A few limitations warrant further consideration when interpreting the results of this comparison study. Our study population comprised 50 patients and may not have been large enough to generalize the results to the greater population. But, this recent study provided the useful laminar anatomy and its morphometric variations among the subaxial cervical vertebrae. The successful and safe translaminar screw fixation needed the minimum thickness of 4.0 mm or more in the axis, so, we considered the screw placement as a potential success for those with a thickness of more than 4.0 mm.1,3,4,9,14 Moreover, Alvin, et al.1 used an imaginary translaminar screw on BrainLAB software to determine success, and the acceptability of screw placement could be affected by this difference. However, Alvin, et al.1 also commented that their anatomical and feasibility results indicated that, within the subaxial cervical spine, translaminar screws of 3.5 mm in diameter could achieve sufficient purchase rates in lamina with a thickness of 4.0 mm or greater. Therefore, the screw acceptance rate may not be that different.
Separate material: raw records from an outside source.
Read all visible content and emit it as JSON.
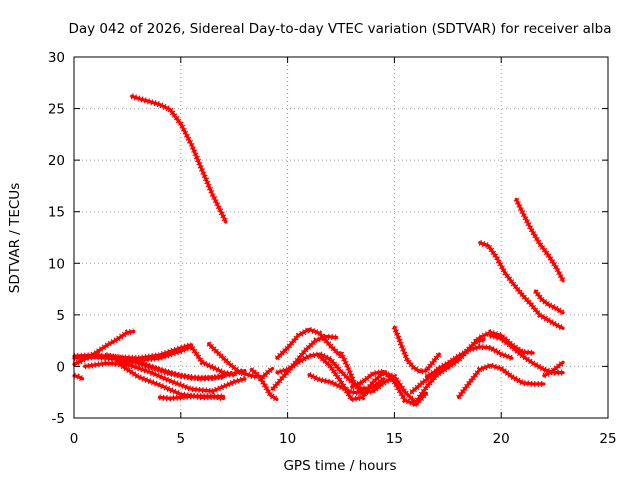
{
  "chart_data": {
    "type": "scatter",
    "title": "Day 042 of 2026, Sidereal Day-to-day VTEC variation (SDTVAR) for receiver alba",
    "xlabel": "GPS time / hours",
    "ylabel": "SDTVAR / TECUs",
    "xlim": [
      0,
      25
    ],
    "ylim": [
      -5,
      30
    ],
    "xticks": [
      "0",
      "5",
      "10",
      "15",
      "20",
      "25"
    ],
    "yticks": [
      "-5",
      "0",
      "5",
      "10",
      "15",
      "20",
      "25",
      "30"
    ],
    "grid": true,
    "marker": "+",
    "color": "#ff0000",
    "series": [
      {
        "name": "arc-1",
        "x": [
          2.7,
          3.0,
          3.5,
          4.0,
          4.5,
          5.0,
          5.5,
          6.0,
          6.5,
          7.0,
          7.1
        ],
        "y": [
          26.2,
          26.0,
          25.7,
          25.4,
          24.9,
          23.5,
          21.5,
          19.0,
          16.6,
          14.5,
          14.0
        ]
      },
      {
        "name": "arc-2",
        "x": [
          19.0,
          19.4,
          19.8,
          20.2,
          20.6,
          21.0,
          21.4,
          21.8,
          22.2,
          22.6,
          22.9
        ],
        "y": [
          12.0,
          11.7,
          10.5,
          9.0,
          7.9,
          6.9,
          6.0,
          5.0,
          4.5,
          4.0,
          3.7
        ]
      },
      {
        "name": "arc-3",
        "x": [
          20.7,
          21.0,
          21.4,
          21.8,
          22.2,
          22.6,
          22.9
        ],
        "y": [
          16.2,
          14.9,
          13.3,
          11.9,
          10.8,
          9.5,
          8.3
        ]
      },
      {
        "name": "arc-4",
        "x": [
          21.6,
          21.9,
          22.2,
          22.5,
          22.9
        ],
        "y": [
          7.3,
          6.5,
          6.0,
          5.7,
          5.2
        ]
      },
      {
        "name": "arc-5",
        "x": [
          0.0,
          0.5,
          1.0,
          1.5,
          2.0,
          2.5,
          2.8
        ],
        "y": [
          0.2,
          0.7,
          1.3,
          2.0,
          2.6,
          3.3,
          3.4
        ]
      },
      {
        "name": "arc-6",
        "x": [
          0.0,
          1.0,
          2.0,
          3.0,
          4.0,
          5.0,
          5.5
        ],
        "y": [
          1.0,
          1.1,
          0.9,
          0.8,
          1.1,
          1.8,
          2.1
        ]
      },
      {
        "name": "arc-7",
        "x": [
          0.0,
          1.0,
          2.0,
          3.0,
          4.0,
          5.0,
          6.0,
          7.0
        ],
        "y": [
          0.8,
          0.9,
          0.7,
          0.4,
          -0.3,
          -0.9,
          -1.2,
          -1.0
        ]
      },
      {
        "name": "arc-8",
        "x": [
          0.5,
          1.5,
          2.5,
          3.5,
          4.5,
          5.5,
          6.5,
          7.5,
          8.0
        ],
        "y": [
          0.0,
          0.3,
          0.2,
          -0.5,
          -1.4,
          -2.2,
          -2.4,
          -1.5,
          -1.2
        ]
      },
      {
        "name": "arc-9",
        "x": [
          2.0,
          3.0,
          4.0,
          5.0,
          6.0,
          7.0
        ],
        "y": [
          0.4,
          -1.0,
          -1.8,
          -2.7,
          -3.0,
          -2.9
        ]
      },
      {
        "name": "arc-10",
        "x": [
          1.5,
          2.5,
          3.5,
          4.5,
          5.5,
          6.5,
          7.5,
          8.0
        ],
        "y": [
          1.1,
          0.7,
          0.0,
          -0.7,
          -1.1,
          -1.1,
          -0.7,
          -0.4
        ]
      },
      {
        "name": "arc-11",
        "x": [
          4.0,
          4.5,
          5.0,
          5.5,
          6.0,
          6.5,
          7.0
        ],
        "y": [
          -3.0,
          -3.1,
          -3.0,
          -2.9,
          -2.9,
          -2.9,
          -3.1
        ]
      },
      {
        "name": "arc-12",
        "x": [
          2.0,
          3.0,
          4.0,
          5.0,
          5.5,
          6.0,
          7.0,
          7.5
        ],
        "y": [
          0.5,
          0.6,
          0.8,
          1.5,
          1.9,
          0.4,
          -0.6,
          -0.8
        ]
      },
      {
        "name": "arc-13",
        "x": [
          6.3,
          6.8,
          7.3,
          7.8,
          8.3,
          8.5
        ],
        "y": [
          2.2,
          1.2,
          0.2,
          -0.6,
          -0.9,
          -1.0
        ]
      },
      {
        "name": "arc-14",
        "x": [
          8.3,
          8.6,
          8.9,
          9.2,
          9.5
        ],
        "y": [
          -0.3,
          -0.8,
          -1.7,
          -2.8,
          -3.2
        ]
      },
      {
        "name": "arc-15",
        "x": [
          8.7,
          8.9,
          9.1,
          9.3
        ],
        "y": [
          -1.3,
          -0.9,
          -0.5,
          -0.2
        ]
      },
      {
        "name": "arc-16",
        "x": [
          9.5,
          10.0,
          10.5,
          11.0,
          11.5,
          12.0,
          12.5
        ],
        "y": [
          0.8,
          1.8,
          3.0,
          3.6,
          3.2,
          2.0,
          1.0
        ]
      },
      {
        "name": "arc-17",
        "x": [
          9.3,
          9.8,
          10.3,
          10.8,
          11.3,
          11.8,
          12.3
        ],
        "y": [
          -2.2,
          -1.0,
          0.2,
          1.5,
          2.5,
          2.9,
          2.8
        ]
      },
      {
        "name": "arc-18",
        "x": [
          9.5,
          10.0,
          10.5,
          11.0,
          11.5,
          12.0,
          12.5,
          13.0,
          13.5,
          14.0,
          14.5
        ],
        "y": [
          -0.6,
          -0.3,
          0.4,
          1.0,
          1.2,
          0.7,
          -0.5,
          -1.5,
          -2.2,
          -2.0,
          -1.2
        ]
      },
      {
        "name": "arc-19",
        "x": [
          11.0,
          11.5,
          12.0,
          12.5,
          13.0,
          13.5,
          14.0,
          14.5,
          15.0
        ],
        "y": [
          -0.8,
          -1.3,
          -1.5,
          -2.0,
          -2.5,
          -2.6,
          -2.4,
          -1.6,
          -1.0
        ]
      },
      {
        "name": "arc-20",
        "x": [
          12.5,
          12.8,
          13.1,
          13.4
        ],
        "y": [
          1.3,
          0.0,
          -1.5,
          -2.5
        ]
      },
      {
        "name": "arc-21",
        "x": [
          11.5,
          12.0,
          12.5,
          13.0,
          13.5,
          14.0,
          14.5,
          15.0,
          15.5,
          16.0,
          16.5,
          17.0,
          17.5
        ],
        "y": [
          1.0,
          0.0,
          -1.5,
          -3.2,
          -3.0,
          -1.5,
          -0.6,
          -1.0,
          -2.5,
          -3.5,
          -2.0,
          -0.8,
          -0.1
        ]
      },
      {
        "name": "arc-22",
        "x": [
          13.0,
          13.5,
          14.0,
          14.5,
          15.0,
          15.5,
          16.0,
          16.5
        ],
        "y": [
          -2.0,
          -1.5,
          -0.7,
          -0.5,
          -1.5,
          -3.3,
          -3.7,
          -2.6
        ]
      },
      {
        "name": "arc-23",
        "x": [
          15.0,
          15.3,
          15.6,
          15.9,
          16.2,
          16.5,
          16.8,
          17.1
        ],
        "y": [
          3.8,
          2.2,
          0.6,
          -0.1,
          -0.5,
          -0.4,
          0.4,
          1.2
        ]
      },
      {
        "name": "arc-24",
        "x": [
          15.8,
          16.3,
          16.8,
          17.3,
          17.8,
          18.3,
          18.8,
          19.2
        ],
        "y": [
          -2.5,
          -1.6,
          -0.8,
          0.0,
          0.6,
          1.3,
          2.4,
          2.6
        ]
      },
      {
        "name": "arc-25",
        "x": [
          16.5,
          17.0,
          17.5,
          18.0,
          18.5,
          19.0,
          19.5,
          20.0,
          20.5,
          21.0,
          21.5
        ],
        "y": [
          -1.0,
          -0.4,
          -0.1,
          0.6,
          1.7,
          2.8,
          3.3,
          3.0,
          2.1,
          1.4,
          1.3
        ]
      },
      {
        "name": "arc-26",
        "x": [
          17.0,
          17.5,
          18.0,
          18.5,
          19.0,
          19.5,
          20.0,
          20.5
        ],
        "y": [
          -0.3,
          0.3,
          1.0,
          1.6,
          1.9,
          1.8,
          1.2,
          0.8
        ]
      },
      {
        "name": "arc-27",
        "x": [
          18.0,
          18.5,
          19.0,
          19.5,
          20.0,
          20.5,
          21.0,
          21.5,
          22.0
        ],
        "y": [
          -3.0,
          -1.6,
          -0.3,
          0.1,
          -0.2,
          -1.0,
          -1.6,
          -1.7,
          -1.7
        ]
      },
      {
        "name": "arc-28",
        "x": [
          19.5,
          20.0,
          20.5,
          21.0,
          21.5,
          22.0,
          22.5,
          22.9
        ],
        "y": [
          3.0,
          2.7,
          1.9,
          1.0,
          0.3,
          -0.3,
          -0.6,
          -0.6
        ]
      },
      {
        "name": "arc-29",
        "x": [
          22.0,
          22.3,
          22.6,
          22.9
        ],
        "y": [
          -0.9,
          -0.6,
          -0.1,
          0.4
        ]
      },
      {
        "name": "arc-30",
        "x": [
          0.0,
          0.2,
          0.4
        ],
        "y": [
          -0.9,
          -1.0,
          -1.2
        ]
      }
    ]
  }
}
Nevertheless, despite these limitations and although more research is needed, the present study is valuable in that it is the first to report differences in cervical anatomy according to ethnicity.

In conclusion, the feasibility of unilateral and bilateral translaminar screw placement differed according to ethnicity. Performing subaxial cervical unilateral translaminar screw placement in Korean males and bilateral placement at C4-C7 in Korean females was shown to be more feasible than performing the same procedures in Americans.